Noite
das bruxas só há uma, dia das petas é todo o ano.
Passada
a ponte, chegámos à outra margem, onde a mentira é boba e rainha. Os jornais
que se ataviaram com as mais azougadas ‘chinesices’ saíram logo no dia seguinte
para deslindar e confessar a originalidade das mentiras que aos quatro ventos
espalharam no 1º de Abril. Uma delas (ridicule,
mais charmant) foi a do matutino que tirou do bestunto o “atumbarão” que
uma traineira despejou no estuário do Curral das Freiras. E o zé-magala diverte-se,
comove-se até ao tutano.
Mas
o que poucos descobrem na gargalhada das petas é que elas são pedidas e
servidas à nossa mesa com o ‘papo seco’ de cada manhã. Parece que dia sem petas
não é dia. Logo de madrugada, ajuntas o maço de papel tipografado a que
chamamos jornal e tens de engolir na mesma xícara de café as mais pedregosas
charadas que te querem impingir os escribas-pitonisas falidas de Delfos. Seja
verdade ou mentira, não há filtro que nos valha. Depois lavamos os tímpanos e
arregalamos os olhos para deixar entrar as rajadas mais desconexas do pivot de serviço.
Mentem-nos
(e nós agradecemos) os boletineiros do tempo, os boateiros polidores
de esquina, as vizinhas do lado, os camaradas de ofício, as pagelas horárias
dos comboios e aeronaves. Mentem-nos e riem-se de nós os fazedores de leis, os
palradores, roedores de queijo fresco, as araras de gaiola dourada e os
periquitos charlatães, pica-paus intermitentes nos paços dos terreiros do povo.
Mentem-nos
os tribunais pela boca de testemunhas sem freio. Mentem-nos os menus da feira
do tecido e da tesoura, os curandeiros oficiais e os clandestinos de
trazer-por-casa. Mentem-nos os DDT (os Donos-Disto-Tudo) da finança, da banca
deles e da enxerga nossa, os salvadores das pátrias, os “vampiros” encapuzados
do poder, que dão com uma mão e roubam
por outra. Também os beneméritos cavaleiros da égua de Tróia que traz na juba ouro
e prendas de Ofir, mas no bojo um paiol de metralhadoras letais.
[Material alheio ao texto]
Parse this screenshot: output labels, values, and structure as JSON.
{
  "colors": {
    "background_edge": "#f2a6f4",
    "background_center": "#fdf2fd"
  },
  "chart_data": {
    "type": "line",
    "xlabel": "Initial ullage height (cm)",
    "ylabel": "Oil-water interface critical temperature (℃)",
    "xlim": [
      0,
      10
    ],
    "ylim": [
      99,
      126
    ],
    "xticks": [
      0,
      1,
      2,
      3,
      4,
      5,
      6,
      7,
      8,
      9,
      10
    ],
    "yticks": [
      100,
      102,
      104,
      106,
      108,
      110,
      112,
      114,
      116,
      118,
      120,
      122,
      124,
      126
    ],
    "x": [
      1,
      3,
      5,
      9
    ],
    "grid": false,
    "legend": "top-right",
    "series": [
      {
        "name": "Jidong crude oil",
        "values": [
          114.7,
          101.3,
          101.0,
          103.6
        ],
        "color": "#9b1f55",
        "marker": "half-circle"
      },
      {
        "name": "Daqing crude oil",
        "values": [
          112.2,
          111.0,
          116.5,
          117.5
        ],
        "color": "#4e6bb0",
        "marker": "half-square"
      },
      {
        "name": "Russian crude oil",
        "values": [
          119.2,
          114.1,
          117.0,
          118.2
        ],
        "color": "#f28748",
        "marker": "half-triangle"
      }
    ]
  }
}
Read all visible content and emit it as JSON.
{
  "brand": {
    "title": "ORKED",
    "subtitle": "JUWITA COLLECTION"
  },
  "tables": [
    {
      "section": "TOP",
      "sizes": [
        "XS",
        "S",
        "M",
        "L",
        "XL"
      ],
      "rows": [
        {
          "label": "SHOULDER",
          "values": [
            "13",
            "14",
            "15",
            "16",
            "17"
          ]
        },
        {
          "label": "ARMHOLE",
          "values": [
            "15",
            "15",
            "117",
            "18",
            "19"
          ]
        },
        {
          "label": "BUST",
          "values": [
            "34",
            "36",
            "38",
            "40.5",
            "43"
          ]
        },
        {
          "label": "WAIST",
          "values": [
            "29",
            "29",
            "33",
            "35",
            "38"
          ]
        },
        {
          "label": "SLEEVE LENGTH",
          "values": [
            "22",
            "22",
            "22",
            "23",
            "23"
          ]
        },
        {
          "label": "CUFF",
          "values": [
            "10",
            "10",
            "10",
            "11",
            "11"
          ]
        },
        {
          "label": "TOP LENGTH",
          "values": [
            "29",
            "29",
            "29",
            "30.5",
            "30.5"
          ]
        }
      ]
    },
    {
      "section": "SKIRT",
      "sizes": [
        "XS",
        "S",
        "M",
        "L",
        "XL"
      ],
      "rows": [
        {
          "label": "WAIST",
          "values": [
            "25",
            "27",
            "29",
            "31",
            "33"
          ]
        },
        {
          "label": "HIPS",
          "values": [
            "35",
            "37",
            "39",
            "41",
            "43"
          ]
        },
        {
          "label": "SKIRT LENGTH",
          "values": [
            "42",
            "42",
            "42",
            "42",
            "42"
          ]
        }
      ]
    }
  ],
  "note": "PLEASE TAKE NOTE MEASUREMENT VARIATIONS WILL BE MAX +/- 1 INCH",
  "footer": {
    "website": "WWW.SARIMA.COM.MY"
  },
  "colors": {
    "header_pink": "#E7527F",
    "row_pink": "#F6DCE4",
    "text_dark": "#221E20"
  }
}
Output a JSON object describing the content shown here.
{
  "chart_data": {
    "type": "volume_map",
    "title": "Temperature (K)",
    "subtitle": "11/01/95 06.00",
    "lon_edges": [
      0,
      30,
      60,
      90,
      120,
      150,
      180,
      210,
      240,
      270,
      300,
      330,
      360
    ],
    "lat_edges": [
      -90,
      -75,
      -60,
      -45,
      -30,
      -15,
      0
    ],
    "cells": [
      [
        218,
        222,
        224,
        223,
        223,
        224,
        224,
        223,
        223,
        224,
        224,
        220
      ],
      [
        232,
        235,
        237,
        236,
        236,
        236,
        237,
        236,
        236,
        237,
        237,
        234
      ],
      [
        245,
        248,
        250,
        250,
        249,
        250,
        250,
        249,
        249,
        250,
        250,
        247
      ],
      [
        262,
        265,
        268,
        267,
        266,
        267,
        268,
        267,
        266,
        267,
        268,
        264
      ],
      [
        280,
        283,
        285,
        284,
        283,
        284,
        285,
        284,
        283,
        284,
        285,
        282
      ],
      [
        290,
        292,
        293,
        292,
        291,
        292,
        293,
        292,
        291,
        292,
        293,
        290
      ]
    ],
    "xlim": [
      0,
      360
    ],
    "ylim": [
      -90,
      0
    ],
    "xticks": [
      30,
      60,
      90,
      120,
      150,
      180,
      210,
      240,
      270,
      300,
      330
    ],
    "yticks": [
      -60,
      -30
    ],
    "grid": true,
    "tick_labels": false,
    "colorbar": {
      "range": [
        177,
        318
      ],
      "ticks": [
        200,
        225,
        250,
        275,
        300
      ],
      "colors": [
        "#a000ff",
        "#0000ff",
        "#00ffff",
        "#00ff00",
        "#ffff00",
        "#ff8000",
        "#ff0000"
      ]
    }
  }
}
Até nos mente
a Bíblia, quando atesta que a mulher só vale uma costela do homem ou que o sol
é que anda à volta da Terra. E mentem as religiões (todas!) quando vendem, por
decreto, o mundo do além e a sua felicidade pelo couto de um vela e pela
monotonia autista de uma missa.
Em
suma, gostamos de ser enganados, fintados, mordidos todos os dias pelos caninos
‘amigos’, os de perto e os de longe. E até pagamos e pomos ao seu serviço as
deslumbrantes conquistas da ciência e da tecnologia, face-book’, twitter,
instagram, enfim, as armas poderosíssimas do talento inventivo dos humanos. O
mais grave, senão mesmo criminoso, é deixarmos deliberadamente uma criança ou um jovem na rua do embuste, na cova dos leões
da tecnologia, serventuária da mentira generalizada.
Se
há datas que dispensam a entronização de um dia, uma delas é o “1º de Abril”. É
como se diz do Carnaval ou, paradoxalmente, do Natal. Eles são sempre e quando
os quisermos. E, para nosso escárnio e nossa vergonha, o vulgo quere-o todos os
dias, o 1º de Abril.
Um voto
final: Que fique um dia, só um, para o ‘populucho’ regabofe grotesco do 1º de Abril. E que em
mais nenhum dia e nenhuma hora do ano se franqueie a porta aos fabricantes de
petas que depois se transformam em fabricantes de petardos.